Activities and guiding principles for deprescribing should be paired together to provide an accessible and comprehensive guide to deprescribing by GPs. The addition of two principles suggests that practice staff and practice management teams may play an instrumental role in sustaining deprescribing processes within clinical practice.
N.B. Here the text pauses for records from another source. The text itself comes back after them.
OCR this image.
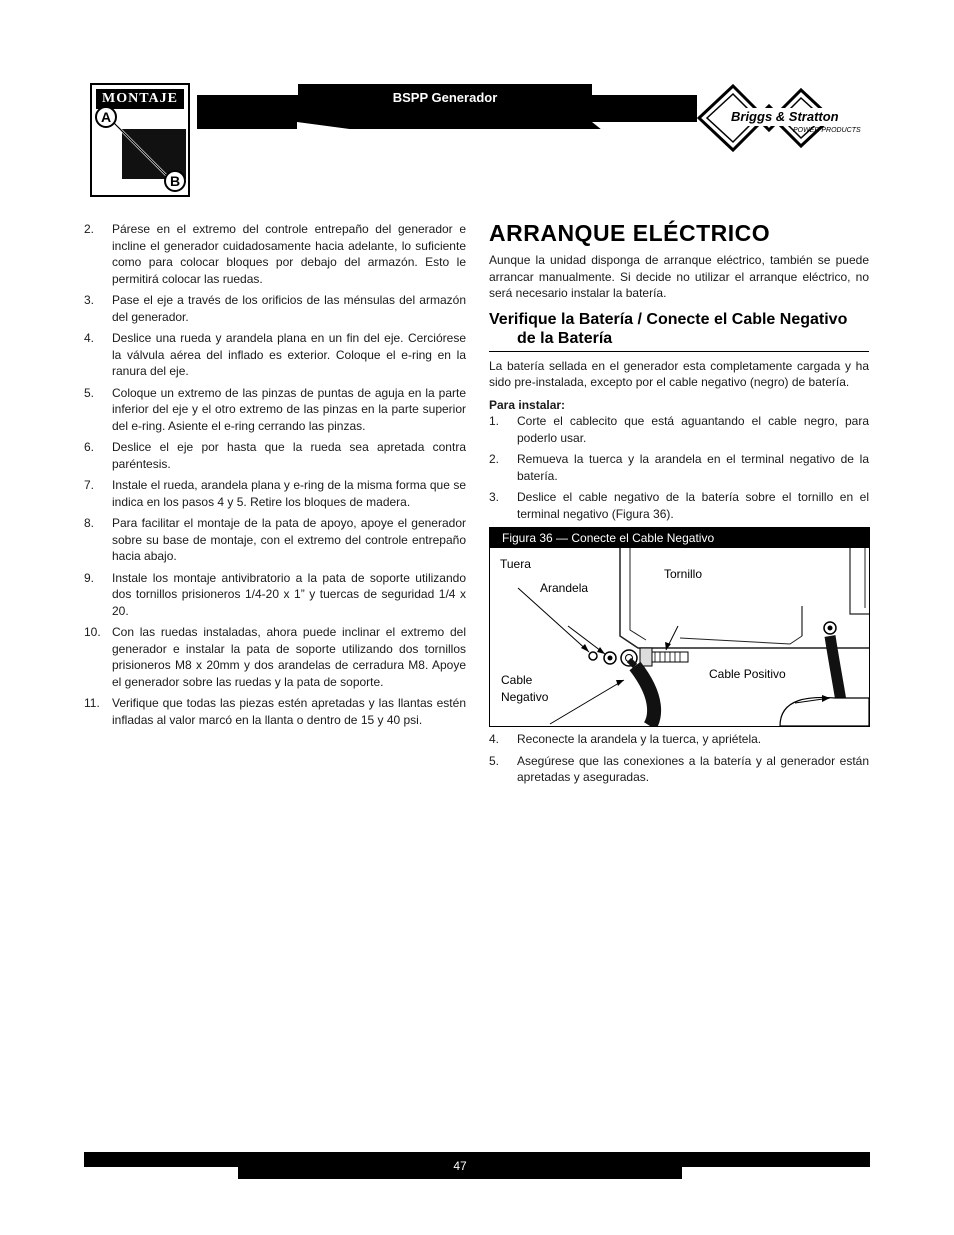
MONTAJE
A
B
BSPP Generador
Briggs & Stratton
POWER PRODUCTS
2. Párese en el extremo del controle entrepaño del generador e incline el generador cuidadosamente hacia adelante, lo suficiente como para colocar bloques por debajo del armazón. Esto le permitirá colocar las ruedas.
3. Pase el eje a través de los orificios de las ménsulas del armazón del generador.
4. Deslice una rueda y arandela plana en un fin del eje. Cerciórese la válvula aérea del inflado es exterior. Coloque el e-ring en la ranura del eje.
5. Coloque un extremo de las pinzas de puntas de aguja en la parte inferior del eje y el otro extremo de las pinzas en la parte superior del e-ring. Asiente el e-ring cerrando las pinzas.
6. Deslice el eje por hasta que la rueda sea apretada contra paréntesis.
7. Instale el rueda, arandela plana y e-ring de la misma forma que se indica en los pasos 4 y 5. Retire los bloques de madera.
8. Para facilitar el montaje de la pata de apoyo, apoye el generador sobre su base de montaje, con el extremo del controle entrepaño hacia abajo.
9. Instale los montaje antivibratorio a la pata de soporte utilizando dos tornillos prisioneros 1/4-20 x 1” y tuercas de seguridad 1/4 x 20.
10. Con las ruedas instaladas, ahora puede inclinar el extremo del generador e instalar la pata de soporte utilizando dos tornillos prisioneros M8 x 20mm y dos arandelas de cerradura M8. Apoye el generador sobre las ruedas y la pata de soporte.
11. Verifique que todas las piezas estén apretadas y las llantas estén infladas al valor marcó en la llanta o dentro de 15 y 40 psi.
ARRANQUE ELÉCTRICO
Aunque la unidad disponga de arranque eléctrico, también se puede arrancar manualmente. Si decide no utilizar el arranque eléctrico, no será necesario instalar la batería.
Verifique la Batería / Conecte el Cable Negativo de la Batería
La batería sellada en el generador esta completamente cargada y ha sido pre-instalada, excepto por el cable negativo (negro) de batería.
Para instalar:
1. Corte el cablecito que está aguantando el cable negro, para poderlo usar.
2. Remueva la tuerca y la arandela en el terminal negativo de la batería.
3. Deslice el cable negativo de la batería sobre el tornillo en el terminal negativo (Figura 36).
Figura 36 — Conecte el Cable Negativo
Tuera
Arandela
Tornillo
Cable Positivo
Cable
Negativo
4. Reconecte la arandela y la tuerca, y apriétela.
5. Asegúrese que las conexiones a la batería y al generador están apretadas y aseguradas.
47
Future research is required to determine the most of effective activities to use within each principle and by whom.

摘要

目的

识别和描述在全科医疗中使用的减药活动,并将确定的活动映射到减药的开创性原则。

背景

初级保健。

数据来源

从建库至 2021 年 6 月底,在 Medline、EMBASE(Ovid)、CINAHL、澳大利亚和新西兰临床试验注册中心(ANZCTR)、Clinicaltrials.gov、ISRCTN 注册中心、OpenGrey 和(BJGP)中检索文献。

研究选择

纳入的研究为原始研究(随机对照试验、准实验、队列研究、定性和病例研究)、方案论文和方案注册。

数据提取

由一名评审员进行筛选和数据提取;10%的研究由第二名评审员独立评审。在 NVivo 中对全文文章进行编码,并将其映射到五个减药原则。

结果

共纳入 50 项研究。最常使用的活动包括识别适合减药的患者(76%)、患者教育(50%)、全科医生(GP)教育(48%)和制定并使用递减计划(38%)。有六项活动与五个减药原则不相符。因此,增加了两个原则(让实践人员参与教育和适当识别患者,并向工作人员提供关于实践中减药发生情况的反馈)。

结论

应将减药活动和指导原则结合起来,为全科医生提供一个方便、全面的减药指南。增加的两个原则表明,实践人员和实践管理团队可能在维持临床实践中的减药过程中发挥重要作用。未来需要研究确定在每个原则下最有效的活动以及由谁来实施。